I'm not understanding the question, really. How will Ozuna handle center field as a starting position player? Well, his offensive game is still raw. Ozuna failed to show the power in the majors that made him an interesting prospect in the minors. He hit 23 and 24 home runs in 2011 and 2012 respectively, but only mustered three in 291 plate appearances in the bigs last year. Once the well dried out on the BABIP, the batting line fell without any power behind it.

Ozuna will have to work hard at the plate next year to combine that vaunted power with the rest of the skills he showed last season. The one benefit that was evident was that his strikeout rate was at least not astronomical as expected. Ozuna's strikeouts had been falling in each of the last two minor league seasons, down to a respectable 21.5 percent in High-A. That rate dipped to just 19.0 percent in the majors, which is a great boon to Ozuna. If and when the power arrives, the strikeouts that were once the scariest part of his game may not sink his batting line.
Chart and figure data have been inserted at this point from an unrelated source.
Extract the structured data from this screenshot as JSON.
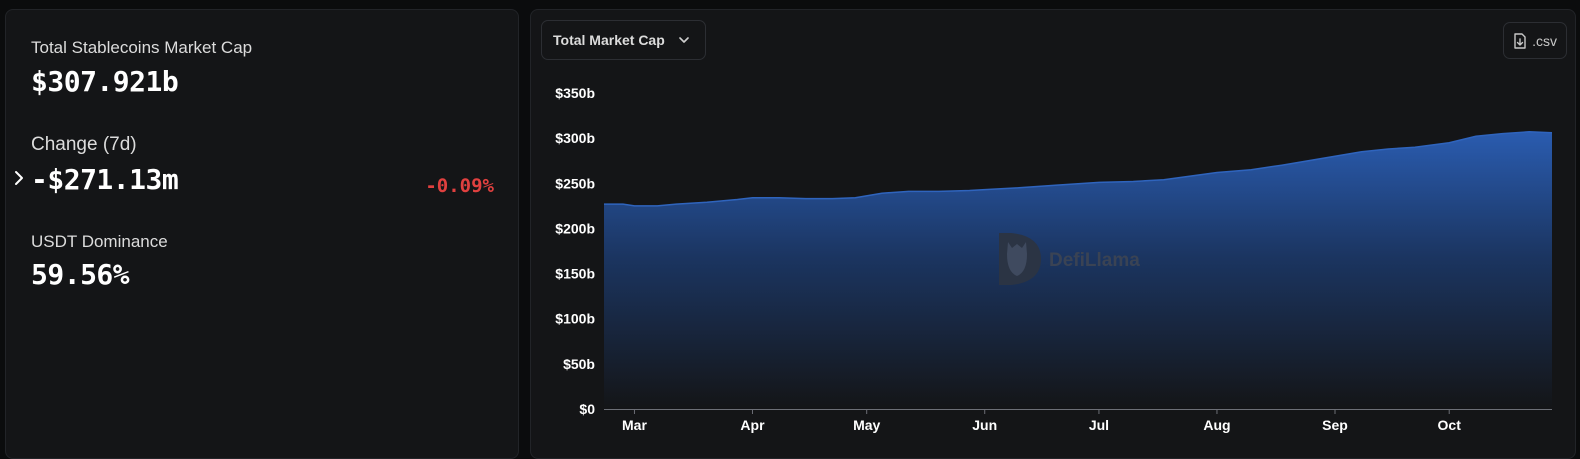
{
  "stats": {
    "market_cap_label": "Total Stablecoins Market Cap",
    "market_cap_value": "$307.921b",
    "change_label": "Change (7d)",
    "change_value": "-$271.13m",
    "change_pct": "-0.09%",
    "dominance_label": "USDT Dominance",
    "dominance_value": "59.56%"
  },
  "toolbar": {
    "metric_label": "Total Market Cap",
    "csv_label": ".csv"
  },
  "watermark": {
    "text": "DefiLlama"
  },
  "colors": {
    "accent": "#2d5fb5",
    "negative": "#e0403f",
    "background": "#141517"
  },
  "chart_data": {
    "type": "area",
    "ylim": [
      0,
      350
    ],
    "y_ticks": [
      {
        "value": 0,
        "label": "$0"
      },
      {
        "value": 50,
        "label": "$50b"
      },
      {
        "value": 100,
        "label": "$100b"
      },
      {
        "value": 150,
        "label": "$150b"
      },
      {
        "value": 200,
        "label": "$200b"
      },
      {
        "value": 250,
        "label": "$250b"
      },
      {
        "value": 300,
        "label": "$300b"
      },
      {
        "value": 350,
        "label": "$350b"
      }
    ],
    "xlim": [
      "2025-02-21",
      "2025-10-28"
    ],
    "x_ticks": [
      {
        "date": "2025-03-01",
        "label": "Mar"
      },
      {
        "date": "2025-04-01",
        "label": "Apr"
      },
      {
        "date": "2025-05-01",
        "label": "May"
      },
      {
        "date": "2025-06-01",
        "label": "Jun"
      },
      {
        "date": "2025-07-01",
        "label": "Jul"
      },
      {
        "date": "2025-08-01",
        "label": "Aug"
      },
      {
        "date": "2025-09-01",
        "label": "Sep"
      },
      {
        "date": "2025-10-01",
        "label": "Oct"
      }
    ],
    "series": [
      {
        "points": [
          [
            "2025-02-21",
            227
          ],
          [
            "2025-02-26",
            227
          ],
          [
            "2025-03-01",
            225
          ],
          [
            "2025-03-07",
            225
          ],
          [
            "2025-03-12",
            227
          ],
          [
            "2025-03-20",
            229
          ],
          [
            "2025-03-28",
            232
          ],
          [
            "2025-04-01",
            234
          ],
          [
            "2025-04-08",
            234
          ],
          [
            "2025-04-15",
            233
          ],
          [
            "2025-04-22",
            233
          ],
          [
            "2025-04-28",
            234
          ],
          [
            "2025-05-05",
            239
          ],
          [
            "2025-05-12",
            241
          ],
          [
            "2025-05-20",
            241
          ],
          [
            "2025-05-28",
            242
          ],
          [
            "2025-06-01",
            243
          ],
          [
            "2025-06-10",
            245
          ],
          [
            "2025-06-20",
            248
          ],
          [
            "2025-07-01",
            251
          ],
          [
            "2025-07-10",
            252
          ],
          [
            "2025-07-18",
            254
          ],
          [
            "2025-07-25",
            258
          ],
          [
            "2025-08-01",
            262
          ],
          [
            "2025-08-10",
            265
          ],
          [
            "2025-08-18",
            270
          ],
          [
            "2025-08-25",
            275
          ],
          [
            "2025-09-01",
            280
          ],
          [
            "2025-09-08",
            285
          ],
          [
            "2025-09-15",
            288
          ],
          [
            "2025-09-22",
            290
          ],
          [
            "2025-10-01",
            295
          ],
          [
            "2025-10-08",
            302
          ],
          [
            "2025-10-15",
            305
          ],
          [
            "2025-10-22",
            307
          ],
          [
            "2025-10-28",
            306
          ]
        ]
      }
    ]
  }
}
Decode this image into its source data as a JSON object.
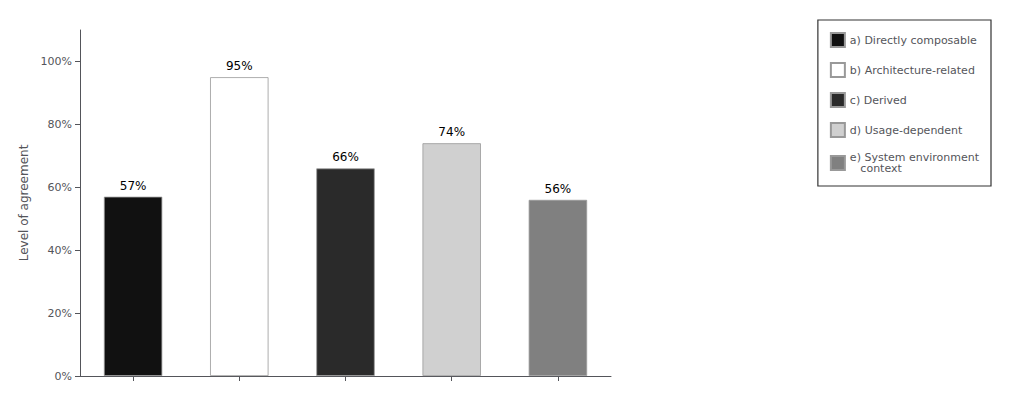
{
  "chart_data": {
    "type": "bar",
    "categories": [
      null,
      null,
      null,
      null,
      null
    ],
    "series": [
      {
        "name": "a) Directly composable",
        "color": "#111111",
        "values": [
          0.57,
          null,
          null,
          null,
          null
        ],
        "value_labels": [
          "57%",
          null,
          null,
          null,
          null
        ]
      },
      {
        "name": "b) Architecture-related",
        "color": "#ffffff",
        "values": [
          null,
          0.95,
          null,
          null,
          null
        ],
        "value_labels": [
          null,
          "95%",
          null,
          null,
          null
        ]
      },
      {
        "name": "c) Derived",
        "color": "#2a2a2a",
        "values": [
          null,
          null,
          0.66,
          null,
          null
        ],
        "value_labels": [
          null,
          null,
          "66%",
          null,
          null
        ]
      },
      {
        "name": "d) Usage-dependent",
        "color": "#d0d0d0",
        "values": [
          null,
          null,
          null,
          0.74,
          null
        ],
        "value_labels": [
          null,
          null,
          null,
          "74%",
          null
        ]
      },
      {
        "name": "e) System environment\n   context",
        "color": "#808080",
        "values": [
          null,
          null,
          null,
          null,
          0.56
        ],
        "value_labels": [
          null,
          null,
          null,
          null,
          "56%"
        ]
      }
    ],
    "ylabel": "Level of agreement",
    "ylim": [
      0,
      1.1
    ],
    "yticks": [
      {
        "value": 0.0,
        "label": "0%"
      },
      {
        "value": 0.2,
        "label": "20%"
      },
      {
        "value": 0.4,
        "label": "40%"
      },
      {
        "value": 0.6,
        "label": "60%"
      },
      {
        "value": 0.8,
        "label": "80%"
      },
      {
        "value": 1.0,
        "label": "100%"
      }
    ],
    "grid": false,
    "legend": "upper right",
    "data_labels": true
  }
}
But next year, it is not likely that it will all come together for Ozuna offensively. Steamer projects an acceptable 19.8 percent strikeout rate and .282 BABIP along with a .156 ISO, all reasonable numbers for him that hover close to his work from last season. Even with the power improvement (expected to hit 15 home runs in 559 plate appearances), his line is only a paltry .249/.296/.405 (.306 wOBA). His shifty plate discipline, always a problem in the minors, is expected to continue in his second big league year and should sink his OBP.

But the offensive questions were well known. Whether Ozuna can handle center field defensively, on the other hand, probably should not be questioned. Last season, Ozuna put up likely the best individual defensive season on the Marlins. By UZR, Ozuna recorded 10 runs above average last year. DRS believes his work in right field was suspect, but it still rated him two runs better than average overall split between right and center field. In the minors, Ozuna was known mostly for his cannon arm, but last season he showed a good deal of athleticism that made it seem as though he could handle the position long-term. Jake Marisnick is the better long-term option defensively, and Ozuna's arm does fit quite well in right field, where it is maximized. But Ozuna's play last season should leave the Marlins more confident than they could have expected.

It is important to remember that Ozuna never got to play the Double-A level for a full season. Much like Jose Fernandez, the Fish threw him into the fire last year, and he did the best he could and held his own. If his defense continues to play decently in the majors, the Fish will have another athletic outfield option in their arsenal in case of Giancarlo Stanton emergency.